Any mixing of the fictional concept of race and tribal sovereignty in federal court is hazardous to the latter. As we speak, the white citizens of Hawaii continue to beat down native Hawaiians with the claim that any attempt to preserve their land and customs is discrimination against white people.
This is the same argument that got the US Supreme Court in Grutter v. Bollinger to set a presumptive date for the death of affirmative action in college admissions, 2028.
This is the same argument deployed against Indian sovereignty in community organizing by One Nation United in Oklahoma, Upstate Citizens for Equality in New York, Citizens Equal Rights Alliance in Montana, Arizona People for the West, Protect Americans’ Rights and Resources in Wisconsin, and no doubt a number of other organizations, real and Astroturf.
These modern Indian fighters have the advantage that their organizing strategy and their litigation strategy are the same.
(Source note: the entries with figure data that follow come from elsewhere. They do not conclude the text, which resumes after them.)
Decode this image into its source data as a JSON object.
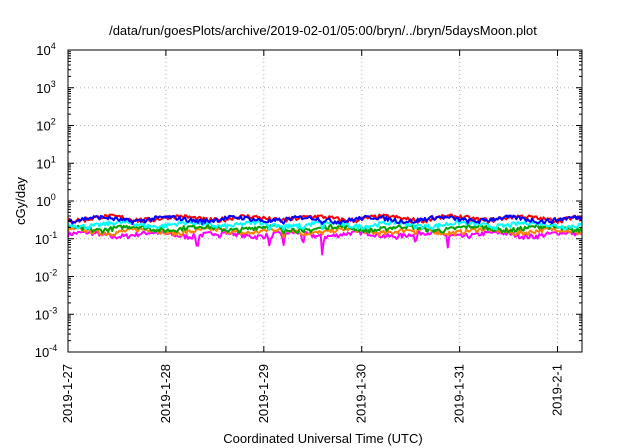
{
  "chart_data": {
    "type": "line",
    "title": "/data/run/goesPlots/archive/2019-02-01/05:00/bryn/../bryn/5daysMoon.plot",
    "xlabel": "Coordinated Universal Time (UTC)",
    "ylabel": "cGy/day",
    "y_scale": "log",
    "ylim": [
      0.0001,
      10000
    ],
    "y_ticks": [
      {
        "base": "10",
        "exp": "-4"
      },
      {
        "base": "10",
        "exp": "-3"
      },
      {
        "base": "10",
        "exp": "-2"
      },
      {
        "base": "10",
        "exp": "-1"
      },
      {
        "base": "10",
        "exp": "0"
      },
      {
        "base": "10",
        "exp": "1"
      },
      {
        "base": "10",
        "exp": "2"
      },
      {
        "base": "10",
        "exp": "3"
      },
      {
        "base": "10",
        "exp": "4"
      }
    ],
    "x_range": [
      "2019-01-27",
      "2019-02-01 06:00"
    ],
    "x_ticks": [
      "2019-1-27",
      "2019-1-28",
      "2019-1-29",
      "2019-1-30",
      "2019-1-31",
      "2019-2-1"
    ],
    "grid": true,
    "series": [
      {
        "color": "#ff00ff",
        "baseline": 0.13,
        "dips": [
          [
            1.32,
            0.022
          ],
          [
            2.06,
            0.05
          ],
          [
            2.2,
            0.06
          ],
          [
            2.4,
            0.055
          ],
          [
            2.6,
            0.011
          ],
          [
            3.55,
            0.06
          ],
          [
            3.88,
            0.055
          ],
          [
            1.55,
            0.1
          ],
          [
            0.45,
            0.1
          ]
        ]
      },
      {
        "color": "#ff8000",
        "baseline": 0.16,
        "dips": [
          [
            2.2,
            0.1
          ],
          [
            2.4,
            0.1
          ],
          [
            3.55,
            0.12
          ]
        ]
      },
      {
        "color": "#00a000",
        "baseline": 0.19,
        "dips": [
          [
            2.2,
            0.13
          ],
          [
            2.4,
            0.13
          ]
        ]
      },
      {
        "color": "#00ffff",
        "baseline": 0.24,
        "dips": [
          [
            2.06,
            0.15
          ],
          [
            2.2,
            0.16
          ],
          [
            2.4,
            0.15
          ],
          [
            2.6,
            0.16
          ],
          [
            3.55,
            0.16
          ]
        ]
      },
      {
        "color": "#ff0000",
        "baseline": 0.35,
        "dips": []
      },
      {
        "color": "#0000ff",
        "baseline": 0.33,
        "dips": [
          [
            2.6,
            0.22
          ],
          [
            2.2,
            0.24
          ],
          [
            3.55,
            0.24
          ]
        ]
      }
    ]
  }
}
The argument is that Indian citizenship is race-based privilege and therefore anathema to everything this nation believes. With this argument, they bring in people with economic designs on Indian property and young people who, the Obama campaign showed, are coming up without color prejudice but also without much consciousness of their own history.
The Cherokee Supreme Court has walked right into the crosshairs of the Indian fighters without bothering to drop any analysis of the race/citizenship distinction that is fundamental to federal Indian law.
Compounding the legal jeopardy is the political jeopardy in making enemies of the Congressional Black Caucus. Indians are a tiny minority and can only accomplish legislative goals by making coalitions. In this matter, a major Indian tribe is urinating on the shoes of longstanding allies.
If the impact of this decision can be confined to merely it’s obvious goal of swinging the Cherokee election, the rest of Indian Country can breathe a sigh of relief. Given how well the new Indian fighters are organized and how consistent their message has been from New York to Hawaii, confining the blowback to the Cherokee Nation only would be a win for tribal sovereignty.